Speaker Bio: Yanna Lin, Postdoctoral Researcher at Hong Kong University of Science and Technology, supervised by Professor Huamin Qu. She has received the Hong Kong Government's highest award "Hong Kong PhD Fellowship Scheme" (HKPFS), published more than ten papers in international top conferences and journals in visualization and human-computer interaction fields (such as IEEE VIS, ACM CHI, IEEE TVCG), and received Best Paper Nomination Awards from IEEE VIS and ChinaVis. She serves as a program committee member for conferences such as CHI, CIKM, and ChinaVis, and has long served as a reviewer for international top conferences and journals such as IEEE VIS, TVCG, and UIST. Her research focuses on data analysis, visual analytics, and human-computer interaction, committed to optimizing exploratory data analysis workflows. For more information, please visit her personal homepage: https://yannahhh.github.io.

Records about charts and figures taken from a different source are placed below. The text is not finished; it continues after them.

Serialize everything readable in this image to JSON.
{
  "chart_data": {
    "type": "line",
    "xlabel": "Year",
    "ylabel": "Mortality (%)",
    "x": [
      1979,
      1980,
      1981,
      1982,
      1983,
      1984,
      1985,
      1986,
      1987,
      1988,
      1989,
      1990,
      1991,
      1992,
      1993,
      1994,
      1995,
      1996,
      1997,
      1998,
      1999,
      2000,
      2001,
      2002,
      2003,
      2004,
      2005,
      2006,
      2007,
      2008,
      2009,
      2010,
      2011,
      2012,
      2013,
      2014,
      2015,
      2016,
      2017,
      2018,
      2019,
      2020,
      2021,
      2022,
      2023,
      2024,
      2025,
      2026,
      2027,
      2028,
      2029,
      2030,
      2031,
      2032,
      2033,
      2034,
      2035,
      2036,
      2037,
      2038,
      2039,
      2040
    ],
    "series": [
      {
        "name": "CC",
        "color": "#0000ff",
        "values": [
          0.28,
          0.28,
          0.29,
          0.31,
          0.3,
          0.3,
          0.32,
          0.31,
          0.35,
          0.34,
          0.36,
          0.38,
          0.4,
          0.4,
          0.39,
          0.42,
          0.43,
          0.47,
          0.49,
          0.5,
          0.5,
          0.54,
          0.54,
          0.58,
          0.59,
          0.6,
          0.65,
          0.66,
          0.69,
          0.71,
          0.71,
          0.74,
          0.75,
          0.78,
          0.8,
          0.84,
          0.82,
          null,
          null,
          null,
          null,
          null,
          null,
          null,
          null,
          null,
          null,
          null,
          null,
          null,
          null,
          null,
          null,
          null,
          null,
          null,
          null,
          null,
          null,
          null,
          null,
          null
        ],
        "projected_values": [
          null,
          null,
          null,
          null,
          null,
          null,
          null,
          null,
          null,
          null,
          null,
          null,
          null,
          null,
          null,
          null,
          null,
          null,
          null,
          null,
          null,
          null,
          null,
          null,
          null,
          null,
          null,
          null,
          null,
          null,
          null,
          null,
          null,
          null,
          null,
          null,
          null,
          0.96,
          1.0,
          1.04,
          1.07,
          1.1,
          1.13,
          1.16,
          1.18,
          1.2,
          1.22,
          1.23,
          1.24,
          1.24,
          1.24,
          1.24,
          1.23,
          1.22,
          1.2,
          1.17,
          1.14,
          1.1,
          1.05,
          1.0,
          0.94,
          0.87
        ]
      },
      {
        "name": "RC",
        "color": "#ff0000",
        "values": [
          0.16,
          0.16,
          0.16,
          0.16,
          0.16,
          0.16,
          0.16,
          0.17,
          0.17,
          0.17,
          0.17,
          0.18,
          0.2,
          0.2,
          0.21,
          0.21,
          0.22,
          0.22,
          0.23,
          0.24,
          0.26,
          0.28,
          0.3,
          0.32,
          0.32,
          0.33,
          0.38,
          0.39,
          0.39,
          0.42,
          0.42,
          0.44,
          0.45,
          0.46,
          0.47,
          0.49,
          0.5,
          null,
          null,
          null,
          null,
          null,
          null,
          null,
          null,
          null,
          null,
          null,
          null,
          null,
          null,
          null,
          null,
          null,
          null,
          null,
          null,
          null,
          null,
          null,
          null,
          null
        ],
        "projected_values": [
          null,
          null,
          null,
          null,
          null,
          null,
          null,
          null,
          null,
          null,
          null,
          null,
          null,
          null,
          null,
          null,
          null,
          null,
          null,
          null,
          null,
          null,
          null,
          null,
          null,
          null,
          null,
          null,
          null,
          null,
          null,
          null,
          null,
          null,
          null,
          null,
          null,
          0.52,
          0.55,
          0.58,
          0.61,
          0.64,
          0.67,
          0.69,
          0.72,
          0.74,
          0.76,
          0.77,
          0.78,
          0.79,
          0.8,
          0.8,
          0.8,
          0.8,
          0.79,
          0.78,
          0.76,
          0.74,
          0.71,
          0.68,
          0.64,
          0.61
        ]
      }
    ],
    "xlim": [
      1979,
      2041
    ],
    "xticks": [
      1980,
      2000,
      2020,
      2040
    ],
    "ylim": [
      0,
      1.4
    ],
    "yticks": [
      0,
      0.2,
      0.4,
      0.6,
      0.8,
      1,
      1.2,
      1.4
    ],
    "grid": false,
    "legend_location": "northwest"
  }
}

Visual Analytics Research for Natural Language Model Interpretability

Yingchaojie Feng
Zhejiang University
Abstract: Natural language-based human-computer interaction patterns are becoming increasingly popular and widely used in complex task scenarios such as creative design and data analysis. However, the interpretability of natural language models has gradually become a key factor limiting the improvement of human-computer collaboration efficiency. The "black box" characteristics of models make it difficult for users to understand the model's behavioral characteristics and processing logic, resulting in low efficiency in processes such as constructing model inputs and evaluating model outputs. This research addresses model interpretability issues in multiple complex task scenarios, proposing new visual analytics methods to help users explore the model's input space, diagnose the model's output process, and evaluate the model's safety and reliability, thereby improving model interpretability and human-computer collaboration efficiency.
Speaker Bio: Yingchaojie Feng, PhD from Zhejiang University, supervised by Professor Wei Chen. Research interests include visualization, natural language processing, and human-computer interaction. The main goal is to improve human-computer collaboration efficiency through designing visualization interaction systems. Related achievements have been published in journals and conferences such as TVCG, ACL, and TKDE.